In Bezug auf die Gesundheitszentren im Projekt „guLIP“ sind wir ohnehin der Meinung, dass hier eine Nachjustierung stattfinden muss. Wir werden uns Gesundheitszentren, die im Wesentlichen Pflegeberatung vor Ort anbieten, nicht flächendeckend leisten können. Vor allem dann nicht, wenn diese Beratung nicht „aus einer Hand“ erfolgt und die Förderung hierfür irgendwann ausläuft. Allein für 2021 stehen hierzu Ausgaben von 1,5 Mio. Euro im Kreishaushalt.
Uns liegt der Haushaltsplanentwurf des Kreises Lippe für das Jahr 2021 vor. Das Finanzvolumen des Haushalts ist um etwa 30 Millionen Euro auf rund 541 Millionen Euro gestiegen.
Vergessen wir nicht: Es handelt sich dabei um Steuergelder der lippischen Bürgerinnen und Bürger.

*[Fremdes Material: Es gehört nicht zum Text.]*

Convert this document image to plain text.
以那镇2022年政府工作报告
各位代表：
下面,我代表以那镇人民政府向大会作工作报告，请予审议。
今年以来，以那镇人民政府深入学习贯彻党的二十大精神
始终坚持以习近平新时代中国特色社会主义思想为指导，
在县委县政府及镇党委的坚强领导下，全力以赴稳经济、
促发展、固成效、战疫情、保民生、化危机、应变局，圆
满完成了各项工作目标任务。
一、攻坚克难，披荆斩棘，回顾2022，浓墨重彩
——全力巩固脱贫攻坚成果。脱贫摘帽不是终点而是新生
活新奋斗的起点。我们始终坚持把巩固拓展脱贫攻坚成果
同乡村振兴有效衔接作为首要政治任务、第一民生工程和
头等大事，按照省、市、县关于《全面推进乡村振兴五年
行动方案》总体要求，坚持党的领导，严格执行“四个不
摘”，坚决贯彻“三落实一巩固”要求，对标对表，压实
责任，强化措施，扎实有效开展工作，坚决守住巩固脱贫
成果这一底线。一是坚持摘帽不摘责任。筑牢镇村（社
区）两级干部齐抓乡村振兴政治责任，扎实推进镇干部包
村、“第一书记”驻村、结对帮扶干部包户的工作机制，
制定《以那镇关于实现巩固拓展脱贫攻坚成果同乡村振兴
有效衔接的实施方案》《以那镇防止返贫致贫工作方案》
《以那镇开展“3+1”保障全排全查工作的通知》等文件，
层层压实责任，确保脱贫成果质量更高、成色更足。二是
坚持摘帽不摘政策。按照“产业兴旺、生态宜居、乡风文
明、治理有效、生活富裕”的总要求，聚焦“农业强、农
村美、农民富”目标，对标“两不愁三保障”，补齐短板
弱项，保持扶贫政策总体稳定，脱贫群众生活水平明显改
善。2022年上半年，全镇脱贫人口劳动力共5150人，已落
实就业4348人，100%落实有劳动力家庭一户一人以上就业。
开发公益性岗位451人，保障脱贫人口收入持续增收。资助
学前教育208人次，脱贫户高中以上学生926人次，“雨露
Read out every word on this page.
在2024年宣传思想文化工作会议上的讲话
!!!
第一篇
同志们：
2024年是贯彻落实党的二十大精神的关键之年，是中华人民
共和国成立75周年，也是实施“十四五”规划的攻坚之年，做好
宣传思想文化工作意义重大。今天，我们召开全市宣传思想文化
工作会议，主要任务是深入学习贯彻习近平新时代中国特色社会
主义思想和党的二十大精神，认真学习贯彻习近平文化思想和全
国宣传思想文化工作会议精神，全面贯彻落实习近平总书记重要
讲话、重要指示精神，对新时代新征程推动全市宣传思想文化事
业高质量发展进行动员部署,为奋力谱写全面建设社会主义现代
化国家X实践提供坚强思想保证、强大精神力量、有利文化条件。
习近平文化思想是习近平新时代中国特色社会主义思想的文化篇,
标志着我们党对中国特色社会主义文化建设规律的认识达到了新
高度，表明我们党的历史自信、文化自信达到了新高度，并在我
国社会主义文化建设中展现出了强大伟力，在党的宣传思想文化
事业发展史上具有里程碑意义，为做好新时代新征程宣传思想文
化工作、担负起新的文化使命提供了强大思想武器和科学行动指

Als CDU ist es uns darüber hinaus auch künftig wichtig, dass die Kreisumlage möglichst niedrig ist. Wir fühlen uns dem Grundsatz der Subsidiarität verpflichtet. Wir erkennen die Leistungen der Städte und Gemeinden ausdrücklich an und wollen deshalb die Haushalte der Städte und Gemeinden nicht mehr als nötig belasten.
Der Entwurf für den Haushalt sieht erfreulicherweise eine erheblich sinkenden Kreisumlage für die lippischen Städte und Gemeinden vor. Diese werden entlastet und können verlässlich planen. Mit Festsetzung der Kreisumlage auf rund 195 Mio. Euro wird der Zahlbetrag für die lippischen Kommunen um rund 10,55 Mio. Euro sinken.
Die Ausgabesteigerungen in der mittelfristigen Finanzplanung lassen allerdings eine deutliche Steigerung der Kreisumlage in den nächsten Jahren erwarten. Hier müssen jetzt schon Einsparungen für die kommenden Jahre erarbeitet werden. Daher ist uns die – bereits zum Haushalt 2020 beschlossene – Aufgabenkritik so wichtig, weil ohne diese in den kommenden Jahren deutliche Einsparungen im Haushalt kaum möglich sein werden.
Für Investitionen in die Zukunft sind im Haushalt 2021 rund 76,3 Mio. Euro vorgesehen, davon rund 45 Millionen Förder- und Drittmittel.
Zu den wesentlichen Investitionen zählen der Breitbandausbau mit rund 14 Mio. Euro und das InnovationSPIN in Lemgo mit knapp 6 Mio. Euro.
Die Baumaßnahmen am Klinikum schlagen in den nächsten vier Jahren mit jeweils 5 Mio. Euro zu Buche. Damit verbunden ist eine wesentliche Verbesserung für die Patientenversorgung in Lippe, zudem sind die Maßnahmen wichtige Voraussetzung für den Betrieb der medizinischen Fakultät. Vor diesem Hintergrund hatten wir die Aufnahme dieser Mittel bereits zum Haushalt 2020 beantragt.
Alle diese Investitionen haben wir mit angetrieben und freuen uns auf deren Umsetzung.
Der Haushalt folgt wie in den letzten Jahren auch dem Grundsatz von Wirtschaftlichkeit und Sparsamkeit. Nicht zuletzt wegen der zahlreichen Investitionen in Projekte, in denen noch viel christdemokratisches Herzblut aus den vorangegangenen Legislaturperioden steckt, tragen wir diesen Haushalt mit.
Die CDU-Fraktion stimmt dem Haushalt 2021 zu und trägt auch in der Opposition Verantwortung für Lippe.
Wir danken den Mitarbeiterinnen und Mitarbeitern der Kämmerei – und natürlich dem Kreiskämmerer Herrn Grabbe - für die engagierte und umfangreiche Arbeit bei der Erstellung des Haushaltes. Der gesamten Verwaltung und dem Landrat gebührt Dank für die engagierte und konstruktive Arbeit zum Wohle des Kreises Lippe.
Ebenso möchte ich Dank sagen bei den Kolleginnen und Kollegen aller Fraktionen für gute Gespräche, sinnvolle gemeinsame Vereinbarungen und für einen offenen und problemlösenden Umgang miteinander.